I would also caution against thinking of Linalg as “just the generic op”. Other ops are necessary for value and memory representations (e.g. linalg.reshape, linalg.concat(NYI) etc). The key is to keep these other ops small because they will have multiplicative effects and will become unmanageable.

This is why starting from transformations to design this IR is crucial.

I’d like to understand more about what the JIT runner entails. Perhaps you could present on this at the Open design meeting?


So, about graph optimizzations has MLIR any role inside the green box (in XLA/HLO)?

Cause in the ONNX there are optimizers:

with currently these contributed passes.

Probably I suppose Ngraph has It Is own and so on the other frameworks/frontends…

Thanks for surfacing these @bhack this is very helpful.
So I looked at a few of those and from a compiler writer’s perspective I’d say they are simple rewrites on higher level IR.

From glancing through a bunch of those I can say with some confidence that they fall within the following types of simple MLIR pattern rewrites;

  1. Constant foldings
  2. Dead code/argument elimination
  3. Simple rewrites in “fused” form / canonicalizations

I think a lot of this happens out of core, on the Tensorflow MLIR dialect, @jpienaar and @mehdi_amini should be able to point to the right places (I am currently OoO). Each of those should be pretty trivial small rewrites in MLIR.

The TF dialect is higher level than the HLO dialect. ATM there is nothing interesting happening on the MLIR HLO dialect directly I think. Some of us are using existing XLA transformations and specifying them on HLO so that they are applied later by Linalg.

I have not had time to scan deeper though, having no computer access, so I’d be interested in feedback whether there are less trivial transformations in the list @bhack linked.

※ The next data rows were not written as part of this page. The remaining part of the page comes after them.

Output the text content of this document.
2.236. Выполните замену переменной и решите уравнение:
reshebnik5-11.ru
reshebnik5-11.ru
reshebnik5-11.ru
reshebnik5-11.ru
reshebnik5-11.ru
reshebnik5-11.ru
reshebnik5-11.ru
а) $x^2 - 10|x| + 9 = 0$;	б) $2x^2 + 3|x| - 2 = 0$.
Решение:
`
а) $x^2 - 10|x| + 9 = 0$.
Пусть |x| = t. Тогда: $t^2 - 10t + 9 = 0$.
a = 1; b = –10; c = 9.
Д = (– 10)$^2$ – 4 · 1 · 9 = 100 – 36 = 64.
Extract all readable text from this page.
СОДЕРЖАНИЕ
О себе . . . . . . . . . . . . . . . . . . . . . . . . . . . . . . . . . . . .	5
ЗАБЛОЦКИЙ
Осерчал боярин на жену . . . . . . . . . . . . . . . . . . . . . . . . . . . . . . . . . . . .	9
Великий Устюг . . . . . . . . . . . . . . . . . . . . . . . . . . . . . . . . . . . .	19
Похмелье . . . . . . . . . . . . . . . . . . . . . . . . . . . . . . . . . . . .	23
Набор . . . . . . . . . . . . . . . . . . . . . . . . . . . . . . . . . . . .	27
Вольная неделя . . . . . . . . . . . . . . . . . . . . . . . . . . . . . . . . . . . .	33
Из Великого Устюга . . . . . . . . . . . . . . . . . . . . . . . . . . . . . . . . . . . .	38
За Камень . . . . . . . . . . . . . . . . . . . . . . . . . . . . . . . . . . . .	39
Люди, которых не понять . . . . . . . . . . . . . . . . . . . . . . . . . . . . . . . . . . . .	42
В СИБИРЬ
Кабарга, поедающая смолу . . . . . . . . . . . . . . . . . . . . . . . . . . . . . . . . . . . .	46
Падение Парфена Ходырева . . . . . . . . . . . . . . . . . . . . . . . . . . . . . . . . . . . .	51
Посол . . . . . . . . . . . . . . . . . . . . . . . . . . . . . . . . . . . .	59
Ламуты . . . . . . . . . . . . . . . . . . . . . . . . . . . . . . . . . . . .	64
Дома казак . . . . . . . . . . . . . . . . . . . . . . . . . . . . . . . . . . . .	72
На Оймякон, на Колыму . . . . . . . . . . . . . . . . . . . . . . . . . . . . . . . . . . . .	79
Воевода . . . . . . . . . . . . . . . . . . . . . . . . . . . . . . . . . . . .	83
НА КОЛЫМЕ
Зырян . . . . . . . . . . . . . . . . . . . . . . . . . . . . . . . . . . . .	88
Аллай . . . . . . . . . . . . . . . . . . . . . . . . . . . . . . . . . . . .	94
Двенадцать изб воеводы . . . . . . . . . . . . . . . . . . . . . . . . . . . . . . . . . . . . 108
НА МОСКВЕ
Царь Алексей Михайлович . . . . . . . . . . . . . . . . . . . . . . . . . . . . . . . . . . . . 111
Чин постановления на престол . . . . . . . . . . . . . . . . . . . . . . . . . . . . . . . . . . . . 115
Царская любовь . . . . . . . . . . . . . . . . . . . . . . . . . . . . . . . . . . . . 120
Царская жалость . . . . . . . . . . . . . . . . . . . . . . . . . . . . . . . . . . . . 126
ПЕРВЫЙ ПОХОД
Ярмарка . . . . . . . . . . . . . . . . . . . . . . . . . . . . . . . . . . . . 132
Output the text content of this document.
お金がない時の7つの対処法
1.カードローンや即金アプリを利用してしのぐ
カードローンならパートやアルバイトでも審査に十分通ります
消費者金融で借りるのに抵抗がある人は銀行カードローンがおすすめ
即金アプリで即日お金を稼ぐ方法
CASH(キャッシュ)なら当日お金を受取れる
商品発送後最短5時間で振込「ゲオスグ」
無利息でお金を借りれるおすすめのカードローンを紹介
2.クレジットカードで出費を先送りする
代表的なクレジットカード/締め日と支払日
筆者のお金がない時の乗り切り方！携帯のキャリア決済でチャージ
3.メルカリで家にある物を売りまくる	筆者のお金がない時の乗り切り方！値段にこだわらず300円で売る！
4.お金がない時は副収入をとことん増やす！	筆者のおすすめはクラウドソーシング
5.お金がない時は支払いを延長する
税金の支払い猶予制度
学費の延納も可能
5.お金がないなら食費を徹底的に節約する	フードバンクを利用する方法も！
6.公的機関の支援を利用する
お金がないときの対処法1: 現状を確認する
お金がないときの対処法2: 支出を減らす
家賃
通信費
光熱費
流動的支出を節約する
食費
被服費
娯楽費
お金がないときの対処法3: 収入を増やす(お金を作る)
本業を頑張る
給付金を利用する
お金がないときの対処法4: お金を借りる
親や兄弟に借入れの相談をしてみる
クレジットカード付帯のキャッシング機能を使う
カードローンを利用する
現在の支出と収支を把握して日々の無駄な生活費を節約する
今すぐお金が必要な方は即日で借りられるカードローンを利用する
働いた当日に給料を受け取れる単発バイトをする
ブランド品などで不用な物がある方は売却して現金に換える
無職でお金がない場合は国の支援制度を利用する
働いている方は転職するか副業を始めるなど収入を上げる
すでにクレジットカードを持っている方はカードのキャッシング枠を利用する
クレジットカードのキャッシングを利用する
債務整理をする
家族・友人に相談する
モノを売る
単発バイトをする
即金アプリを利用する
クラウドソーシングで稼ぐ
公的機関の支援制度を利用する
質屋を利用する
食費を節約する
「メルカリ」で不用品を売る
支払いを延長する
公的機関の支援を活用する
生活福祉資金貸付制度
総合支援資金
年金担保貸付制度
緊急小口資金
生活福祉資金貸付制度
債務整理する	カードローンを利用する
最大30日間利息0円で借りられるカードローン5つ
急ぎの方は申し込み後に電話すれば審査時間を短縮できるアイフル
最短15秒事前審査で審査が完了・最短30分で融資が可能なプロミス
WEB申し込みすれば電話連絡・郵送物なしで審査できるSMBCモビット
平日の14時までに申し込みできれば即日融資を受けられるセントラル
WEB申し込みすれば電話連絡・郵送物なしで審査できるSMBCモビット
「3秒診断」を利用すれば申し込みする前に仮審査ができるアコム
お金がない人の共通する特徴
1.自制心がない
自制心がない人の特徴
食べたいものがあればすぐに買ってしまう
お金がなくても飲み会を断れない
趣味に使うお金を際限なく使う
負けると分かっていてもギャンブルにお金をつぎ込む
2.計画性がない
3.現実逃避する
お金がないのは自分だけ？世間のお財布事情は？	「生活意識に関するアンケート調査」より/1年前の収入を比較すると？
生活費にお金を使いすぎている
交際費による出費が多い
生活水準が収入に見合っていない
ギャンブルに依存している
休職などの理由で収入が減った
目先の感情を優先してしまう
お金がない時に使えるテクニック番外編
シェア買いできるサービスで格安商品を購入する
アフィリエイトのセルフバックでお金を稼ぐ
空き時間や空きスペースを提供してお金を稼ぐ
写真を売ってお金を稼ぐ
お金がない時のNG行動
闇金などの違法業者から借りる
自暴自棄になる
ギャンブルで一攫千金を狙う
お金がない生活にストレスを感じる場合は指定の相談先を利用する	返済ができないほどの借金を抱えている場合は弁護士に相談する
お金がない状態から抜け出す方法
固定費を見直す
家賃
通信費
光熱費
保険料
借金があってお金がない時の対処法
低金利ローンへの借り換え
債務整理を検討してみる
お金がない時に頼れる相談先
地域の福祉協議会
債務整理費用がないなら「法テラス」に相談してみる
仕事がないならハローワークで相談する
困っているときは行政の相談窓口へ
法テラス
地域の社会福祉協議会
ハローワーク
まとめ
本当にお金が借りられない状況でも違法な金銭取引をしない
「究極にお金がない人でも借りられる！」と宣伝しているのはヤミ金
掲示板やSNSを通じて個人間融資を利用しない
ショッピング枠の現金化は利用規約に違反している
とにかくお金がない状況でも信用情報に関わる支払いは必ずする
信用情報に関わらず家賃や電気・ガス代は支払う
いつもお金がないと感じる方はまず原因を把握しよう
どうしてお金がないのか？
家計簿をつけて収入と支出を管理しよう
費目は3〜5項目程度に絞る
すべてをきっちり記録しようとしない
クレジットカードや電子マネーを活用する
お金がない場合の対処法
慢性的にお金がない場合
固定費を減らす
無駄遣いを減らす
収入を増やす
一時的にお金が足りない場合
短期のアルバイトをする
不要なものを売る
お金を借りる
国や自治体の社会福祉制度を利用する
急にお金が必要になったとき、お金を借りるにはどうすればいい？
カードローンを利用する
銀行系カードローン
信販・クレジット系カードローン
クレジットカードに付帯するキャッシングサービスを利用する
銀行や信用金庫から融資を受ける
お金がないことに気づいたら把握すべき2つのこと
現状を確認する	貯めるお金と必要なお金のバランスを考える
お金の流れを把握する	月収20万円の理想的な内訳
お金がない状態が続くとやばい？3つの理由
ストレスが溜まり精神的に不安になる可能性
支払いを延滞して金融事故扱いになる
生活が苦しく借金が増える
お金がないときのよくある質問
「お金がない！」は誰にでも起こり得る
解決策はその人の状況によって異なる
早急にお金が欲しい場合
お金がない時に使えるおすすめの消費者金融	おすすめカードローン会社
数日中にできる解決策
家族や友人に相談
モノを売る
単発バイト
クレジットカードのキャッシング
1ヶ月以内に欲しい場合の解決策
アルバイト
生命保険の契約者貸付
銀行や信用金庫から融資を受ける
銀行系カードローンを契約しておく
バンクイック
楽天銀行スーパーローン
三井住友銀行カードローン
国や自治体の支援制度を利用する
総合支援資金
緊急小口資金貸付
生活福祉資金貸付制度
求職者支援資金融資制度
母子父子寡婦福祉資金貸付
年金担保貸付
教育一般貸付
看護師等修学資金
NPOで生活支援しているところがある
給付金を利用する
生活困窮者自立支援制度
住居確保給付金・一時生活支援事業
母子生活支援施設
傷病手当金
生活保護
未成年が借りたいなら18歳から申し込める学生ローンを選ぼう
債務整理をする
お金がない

About full graph optimizzation at next C4ML 2020:

For example, TensorFlow currently contains approximately 53,000 lines of manual optimization rules, while the operator specifications needed by TASO are only 1,400 lines of code.

I don’t know if MLIR Is going to impact these 53k lines. But if these 53k lines are outside MLIR perimeter I suppose that there Is still a big missing higher level common space/rappresentation to be shared between frontends/frameworks.